In terms of education, the report says that an accurate date is unavailable, but the school buildings are inadequate to house the entire student population. As seen in the picture, students are compelled to learn outdoors due to the lack of space in schools. “The government is yet to fully implement a proper plan in respect of enhancing the levels of education within the selected community.”
According to the TNA, among the social problems the people in Santhapuram face, the biggest threat is militarization. For instance, with the support of the military, illegal liquor and narcotics are being distributed among the community. There are also cases of reported child abuse, but whether this has been attributed to the military is unclear in the report.
Moreover, the military is also “allegedly responsible for the distribution of pornography,” and occupying private land for the purpose of building a war museum. “It is reported that such land is capable of being cultivated.

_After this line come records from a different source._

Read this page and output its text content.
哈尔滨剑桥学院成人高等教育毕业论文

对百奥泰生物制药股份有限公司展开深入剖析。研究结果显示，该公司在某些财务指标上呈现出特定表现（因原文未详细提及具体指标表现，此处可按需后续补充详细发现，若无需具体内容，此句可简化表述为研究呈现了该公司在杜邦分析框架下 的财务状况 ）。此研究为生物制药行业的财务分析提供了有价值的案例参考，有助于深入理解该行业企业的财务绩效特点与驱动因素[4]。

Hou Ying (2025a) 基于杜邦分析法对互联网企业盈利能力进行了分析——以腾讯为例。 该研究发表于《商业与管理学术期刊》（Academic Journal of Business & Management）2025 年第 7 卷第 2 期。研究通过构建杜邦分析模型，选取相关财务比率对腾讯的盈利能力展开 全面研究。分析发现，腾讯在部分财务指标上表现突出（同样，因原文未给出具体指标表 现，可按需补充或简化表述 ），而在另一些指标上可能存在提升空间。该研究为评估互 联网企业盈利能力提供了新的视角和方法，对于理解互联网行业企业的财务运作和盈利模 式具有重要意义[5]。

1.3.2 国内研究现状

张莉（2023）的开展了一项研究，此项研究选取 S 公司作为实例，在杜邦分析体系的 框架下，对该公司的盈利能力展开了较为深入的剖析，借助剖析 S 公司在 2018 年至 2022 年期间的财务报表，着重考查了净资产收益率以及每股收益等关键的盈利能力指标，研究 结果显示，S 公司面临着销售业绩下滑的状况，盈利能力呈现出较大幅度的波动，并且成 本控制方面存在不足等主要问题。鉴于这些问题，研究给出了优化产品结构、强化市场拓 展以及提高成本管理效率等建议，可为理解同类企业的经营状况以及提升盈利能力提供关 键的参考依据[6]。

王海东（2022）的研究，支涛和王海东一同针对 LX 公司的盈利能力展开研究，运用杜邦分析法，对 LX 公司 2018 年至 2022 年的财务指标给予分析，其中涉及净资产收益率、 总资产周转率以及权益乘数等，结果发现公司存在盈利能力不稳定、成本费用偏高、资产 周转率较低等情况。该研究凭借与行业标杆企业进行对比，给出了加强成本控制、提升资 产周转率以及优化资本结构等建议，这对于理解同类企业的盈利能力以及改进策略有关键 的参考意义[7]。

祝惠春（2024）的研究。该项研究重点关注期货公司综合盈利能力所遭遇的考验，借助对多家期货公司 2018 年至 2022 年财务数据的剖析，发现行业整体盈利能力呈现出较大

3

Hence such illegal occupation has adversely affected the livelihoods of the community,” the report said.
The TNA added that the Government needs to downscale the level of military presence in the Vanni and re-establish ordinary civilian life, with only the local police to oversee law and order. “However, each month, the President makes a declaration under section 12 of the Public Security Ordinance No. 25 of 1947, calling out the armed forces to maintain law and order in every single district of the country,” the report said, adding that since the state of emergency has been lifted, the government should take immediate steps to develop the local law enforcement force, while reducing the number of military personnel in the Vanni.
In addition, the government has failed to facilitate the proper transition of areas such as Santhapuram from a militarized environment, as during a conflict, to a “normal” environment. “It may be reasonably concluded that the military occupation is directly linked to several social ills and livelihood deprivations in the selected village.”